La mode ces dernières années n’est plus au seulement bling ni au clinquant. L’ère est au daté, au démodé et à la découpe. L’esprit du temps promeut le réusage et la débrouille. Alliant l’esthétique et l’éthique, le classique et l’intemporel, le vintage semble plus que jamais au goût du jour. Petit état des lieux d’un phénomène qui n’est pas prêt de disparaître… 

Des Fashion Weeks jusqu’aux concept-stores les plus convoités de la planète, de Kim Kardashian à Alexa Chung, le vintage s’impose partout et tout le temps. Contrairement au neuf, plus de problème de saisonnalité ou de décalage pour ces pièces qui sont parvenues à traverser le temps. Ce top Yves Saint Laurent, cette petite robe noir Chanel, ce sweat Helmut Lang tout droit sorti des 90s ou cette robe Versace au décolleté plongeant… Aucun doute, le “old school” est tendance. Traversant les époques, les lieux et les styles, il évolue au fil des années, fidèle au renouvellement de la mode et ne cesse de prendre de la valeur grâce à son aura d’antiquité. De Barneys à Kiliwatch, de New York à Paris, le vintage a décidément le vent en poupe. 

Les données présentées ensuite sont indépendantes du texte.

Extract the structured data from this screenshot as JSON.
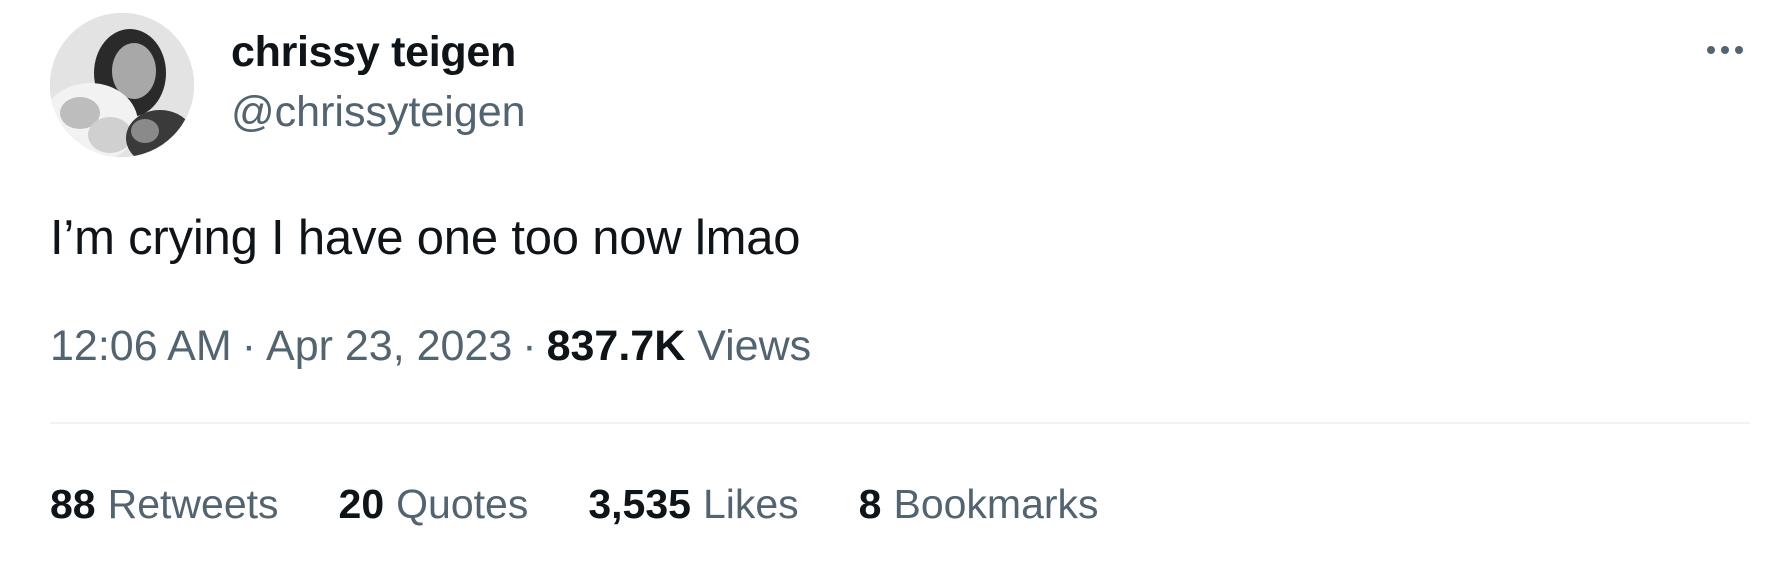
{
  "author": {
    "display_name": "chrissy teigen",
    "handle": "@chrissyteigen"
  },
  "tweet": {
    "text": "I’m crying I have one too now lmao",
    "time": "12:06 AM",
    "date": "Apr 23, 2023",
    "separator": "·",
    "views_count": "837.7K",
    "views_label": "Views"
  },
  "stats": [
    {
      "count": "88",
      "label": "Retweets"
    },
    {
      "count": "20",
      "label": "Quotes"
    },
    {
      "count": "3,535",
      "label": "Likes"
    },
    {
      "count": "8",
      "label": "Bookmarks"
    }
  ],
  "icons": {
    "more": "more-horizontal-icon"
  },
  "colors": {
    "text_primary": "#0f1419",
    "text_secondary": "#536471",
    "divider": "#eff3f4",
    "background": "#ffffff"
  }
}
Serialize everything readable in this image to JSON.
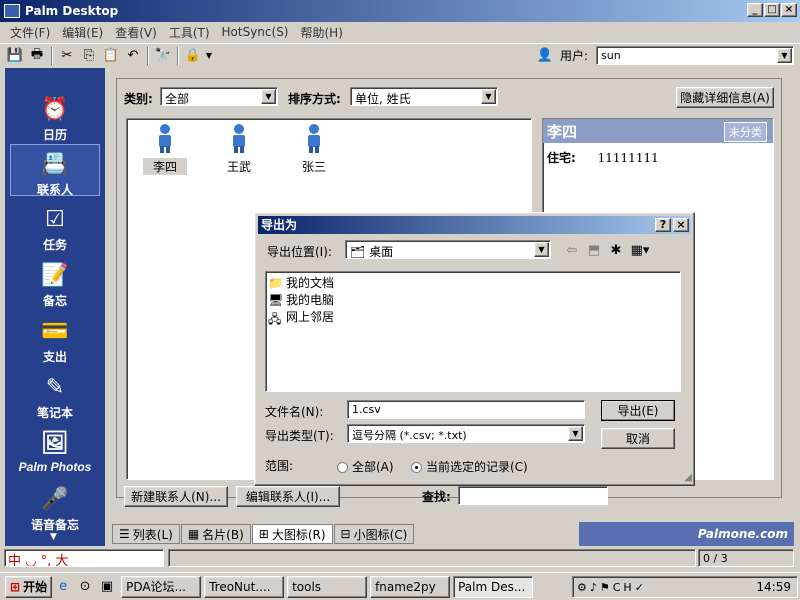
{
  "window": {
    "title": "Palm Desktop"
  },
  "menu": [
    "文件(F)",
    "编辑(E)",
    "查看(V)",
    "工具(T)",
    "HotSync(S)",
    "帮助(H)"
  ],
  "toolbar": {
    "user_label": "用户:",
    "user_value": "sun"
  },
  "sidebar": [
    {
      "label": "日历",
      "icon": "calendar-icon"
    },
    {
      "label": "联系人",
      "icon": "contacts-icon"
    },
    {
      "label": "任务",
      "icon": "tasks-icon"
    },
    {
      "label": "备忘",
      "icon": "memo-icon"
    },
    {
      "label": "支出",
      "icon": "expense-icon"
    },
    {
      "label": "笔记本",
      "icon": "notepad-icon"
    },
    {
      "label": "Palm Photos",
      "icon": "photos-icon"
    },
    {
      "label": "语音备忘",
      "icon": "voice-memo-icon"
    }
  ],
  "main": {
    "category_label": "类别:",
    "category_value": "全部",
    "sort_label": "排序方式:",
    "sort_value": "单位, 姓氏",
    "hide_details_button": "隐藏详细信息(A)",
    "contacts": [
      "李四",
      "王武",
      "张三"
    ],
    "detail": {
      "name": "李四",
      "category": "未分类",
      "field_label": "住宅:",
      "field_value": "11111111"
    },
    "new_contact_button": "新建联系人(N)...",
    "edit_contact_button": "编辑联系人(I)...",
    "find_label": "查找:",
    "find_value": ""
  },
  "tabs": [
    "列表(L)",
    "名片(B)",
    "大图标(R)",
    "小图标(C)"
  ],
  "brand": "Palmone.com",
  "status": {
    "ime_text": "中 ◡ °, 大",
    "count": "0 / 3"
  },
  "dialog": {
    "title": "导出为",
    "location_label": "导出位置(I):",
    "location_value": "桌面",
    "files": [
      "我的文档",
      "我的电脑",
      "网上邻居"
    ],
    "filename_label": "文件名(N):",
    "filename_value": "1.csv",
    "filetype_label": "导出类型(T):",
    "filetype_value": "逗号分隔 (*.csv; *.txt)",
    "range_label": "范围:",
    "range_all": "全部(A)",
    "range_selected": "当前选定的记录(C)",
    "export_button": "导出(E)",
    "cancel_button": "取消"
  },
  "taskbar": {
    "start": "开始",
    "items": [
      "PDA论坛...",
      "TreoNut....",
      "tools",
      "fname2py",
      "Palm Des..."
    ],
    "clock": "14:59"
  }
}
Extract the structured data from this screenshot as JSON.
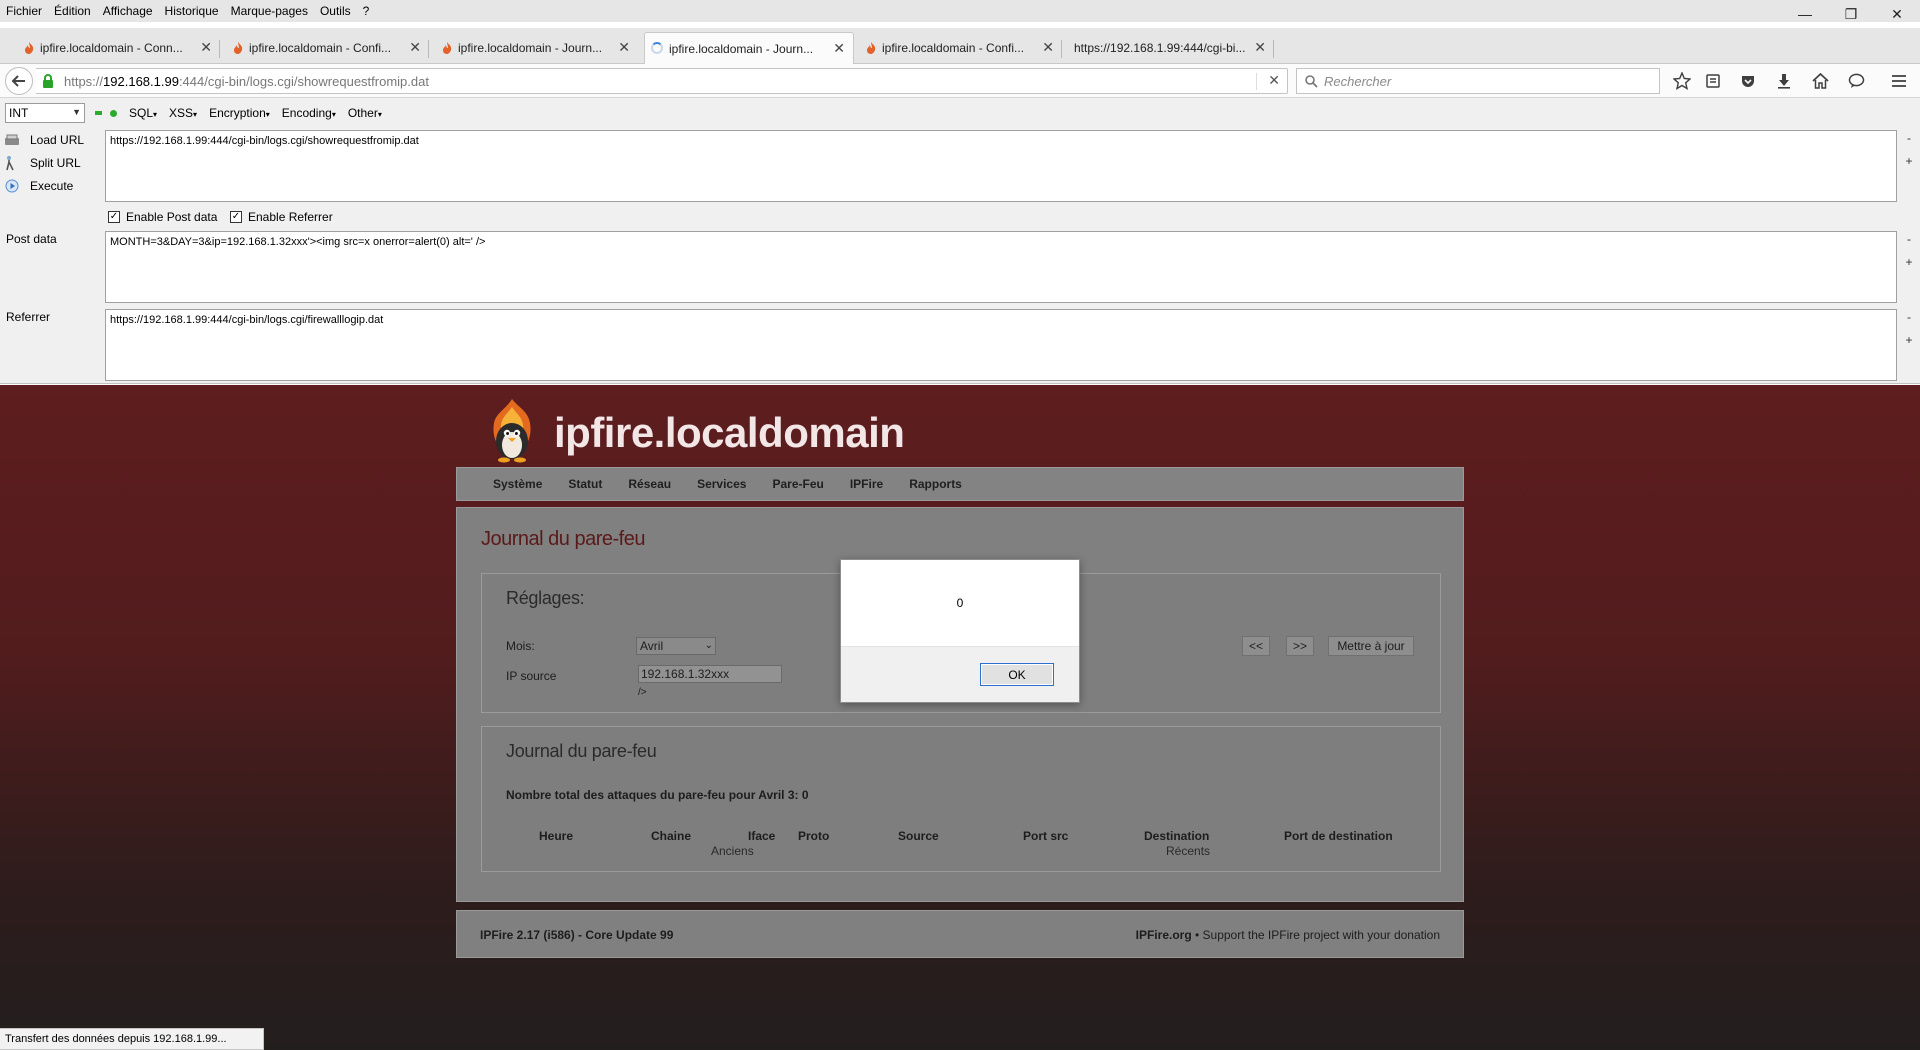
{
  "menubar": {
    "items": [
      "Fichier",
      "Édition",
      "Affichage",
      "Historique",
      "Marque-pages",
      "Outils",
      "?"
    ]
  },
  "window_controls": {
    "minimize": "—",
    "restore": "❐",
    "close": "✕"
  },
  "tabs": [
    {
      "label": "ipfire.localdomain - Conn...",
      "active": false
    },
    {
      "label": "ipfire.localdomain - Confi...",
      "active": false
    },
    {
      "label": "ipfire.localdomain - Journ...",
      "active": false
    },
    {
      "label": "ipfire.localdomain - Journ...",
      "active": true,
      "loading": true
    },
    {
      "label": "ipfire.localdomain - Confi...",
      "active": false
    },
    {
      "label": "https://192.168.1.99:444/cgi-bi...",
      "active": false
    }
  ],
  "new_tab_label": "+",
  "navbar": {
    "url_prefix": "https://",
    "url_host": "192.168.1.99",
    "url_rest": ":444/cgi-bin/logs.cgi/showrequestfromip.dat",
    "search_placeholder": "Rechercher"
  },
  "hackbar": {
    "selected_option": "INT",
    "menus": [
      "SQL",
      "XSS",
      "Encryption",
      "Encoding",
      "Other"
    ],
    "actions": {
      "load": "Load URL",
      "split": "Split URL",
      "execute": "Execute"
    },
    "url_value": "https://192.168.1.99:444/cgi-bin/logs.cgi/showrequestfromip.dat",
    "enable_post_label": "Enable Post data",
    "enable_referrer_label": "Enable Referrer",
    "post_label": "Post data",
    "post_value": "MONTH=3&DAY=3&ip=192.168.1.32xxx'><img src=x onerror=alert(0) alt=' />",
    "referrer_label": "Referrer",
    "referrer_value": "https://192.168.1.99:444/cgi-bin/logs.cgi/firewalllogip.dat",
    "minus": "-",
    "plus": "+"
  },
  "site": {
    "title": "ipfire.localdomain",
    "nav": [
      "Système",
      "Statut",
      "Réseau",
      "Services",
      "Pare-Feu",
      "IPFire",
      "Rapports"
    ],
    "page_heading": "Journal du pare-feu",
    "settings": {
      "legend": "Réglages:",
      "month_label": "Mois:",
      "month_value": "Avril",
      "ip_label": "IP source",
      "ip_value": "192.168.1.32xxx",
      "ip_after": "/>",
      "prev": "<<",
      "next": ">>",
      "update": "Mettre à jour"
    },
    "log": {
      "legend": "Journal du pare-feu",
      "total": "Nombre total des attaques du pare-feu pour Avril 3: 0",
      "columns": [
        "Heure",
        "Chaine",
        "Iface",
        "Proto",
        "Source",
        "Port src",
        "Destination",
        "Port de destination"
      ],
      "older": "Anciens",
      "newer": "Récents"
    },
    "footer": {
      "version": "IPFire 2.17 (i586) - Core Update 99",
      "link": "IPFire.org",
      "tagline": " • Support the IPFire project with your donation"
    }
  },
  "alert": {
    "message": "0",
    "ok": "OK"
  },
  "status": "Transfert des données depuis 192.168.1.99..."
}
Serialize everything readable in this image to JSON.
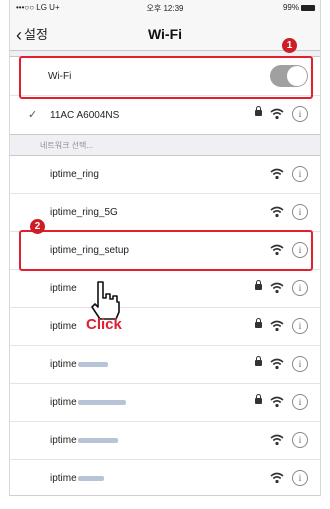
{
  "status_bar": {
    "carrier": "•••○○ LG U+",
    "time": "오후 12:39",
    "battery": "99%"
  },
  "nav": {
    "back_label": "설정",
    "title": "Wi-Fi"
  },
  "wifi_toggle": {
    "label": "Wi-Fi",
    "state": "on"
  },
  "connected_network": {
    "name": "11AC A6004NS",
    "secured": true
  },
  "section_header": "네트워크 선택...",
  "networks": [
    {
      "prefix": "iptime_ring",
      "locked": false
    },
    {
      "prefix": "iptime_ring_5G",
      "locked": false
    },
    {
      "prefix": "iptime_ring_setup",
      "locked": false
    },
    {
      "prefix": "iptime",
      "locked": true
    },
    {
      "prefix": "iptime",
      "locked": true
    },
    {
      "prefix": "iptime",
      "locked": true
    },
    {
      "prefix": "iptime",
      "locked": true
    },
    {
      "prefix": "iptime",
      "locked": false
    },
    {
      "prefix": "iptime",
      "locked": false
    }
  ],
  "annotations": {
    "badge1": "1",
    "badge2": "2",
    "click_label": "Click",
    "highlight_color": "#e0202e"
  },
  "icons": {
    "info": "i"
  }
}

Le terme anglophone désigne un “millésime” en oenologie, soit de vieux vins de références ou des alcools spiritueux. Mais depuis les années 80, le mot “vintage” est entré dans le langage courant pour désigner des objets “rétros” : des objets d’époque. La mode à son tour se l’est approprié pour évoquer ces vêtements anciens et souvent rares, voire uniques, de créateurs prestigieux. Puis il s’est généralisé aux “fripes” en tout genre que l’on déniche dans les brocantes, friperies, puces ou salles de vente. Au delà de la reconnaissance d’un créateur ou d’une griffe, c’est l’unicité d’une pièce que l’on recherche dans le vintage mais aussi son savoir-faire et sa qualité. Cette petite touche “classique” que lui confère son ancienneté, parfois même, son intemporalité. Bref, ce petit supplément d’âme que l’on nomme l’expérience. La recherche de l’exception. 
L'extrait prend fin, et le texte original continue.